The real problem is spent nuclear fuel and nuclear reprocessing waste that is classified as “high-level.” It is lethally radioactive and physically hot, and it takes several hundred thousand years for its radioactivity to decline to about the level of natural uranium ore.
The right stuff
Under current disposal plans, this radioactive waste will be sealed in a “multibarrier” system—a series of canisters within canisters, engineered to contain the waste for hundreds of millennia, even if some of the layers fail. The canisters will eventually leak, but if all goes to plan, that will only happen in the distant future, after the radioactive isotopes have mostly decayed.
The canisters will be entombed for millennia in tunnels deep underground, and the space around them will be packed with another barrier in the form of a clay called bentonite, which is impermeable and swells into gaps when it’s wet, sealing off the canisters and giving some support against any collapse of the tunnels.
The rock housing the repository acts as a final barrier.
Its job is to protect the waste canisters and the bentonite so they can do their job. It also serves as the last line of defense when canisters eventually leak or fail sooner than expected. As such, the rock must keep the flow of waste from reaching the biosphere for as long as possible—a million years in Finland’s design. To be the “right stuff” for that job, the rock must be strong enough for tunnels to stay intact, it must be effectively impermeable, and its groundwater must have minimal flow and cannot be corrosive.

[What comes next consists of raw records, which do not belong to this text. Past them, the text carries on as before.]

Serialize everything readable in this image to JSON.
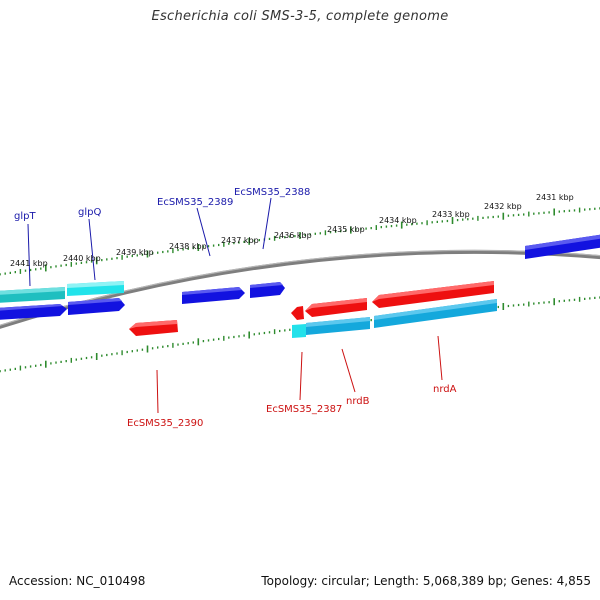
{
  "title": "Escherichia coli SMS-3-5, complete genome",
  "footer": {
    "accession": "Accession: NC_010498",
    "summary": "Topology: circular; Length: 5,068,389 bp; Genes: 4,855"
  },
  "colors": {
    "background": "#ffffff",
    "backbone": "#8a8a8a",
    "tick": "#2e8b2e",
    "forward_gene": "#1010dd",
    "forward_cds": "#22c8e8",
    "reverse_gene": "#ee1010",
    "reverse_cds": "#14aee0",
    "forward_label": "#1a1aaa",
    "reverse_label": "#cc1111"
  },
  "kbp_labels": [
    "2441 kbp",
    "2440 kbp",
    "2439 kbp",
    "2438 kbp",
    "2437 kbp",
    "2436 kbp",
    "2435 kbp",
    "2434 kbp",
    "2433 kbp",
    "2432 kbp",
    "2431 kbp"
  ],
  "gene_labels": {
    "forward": [
      "glpT",
      "glpQ",
      "EcSMS35_2389",
      "EcSMS35_2388"
    ],
    "reverse": [
      "EcSMS35_2390",
      "EcSMS35_2387",
      "nrdB",
      "nrdA"
    ]
  }
}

Finland has a lot of hard crystalline bedrock and many places that are potentially suitable for a repository. The country eventually chose an island on the Baltic coast for its Onkalo repository, and it hopes to seal off the first tunnel of nuclear waste sometime around 2025.
“I’m not saying that there is something special in the Onkalo geology,” said Antti Mustonen, research manager with Posiva, the organization in charge of the Finnish repository. “It meets the requirements.”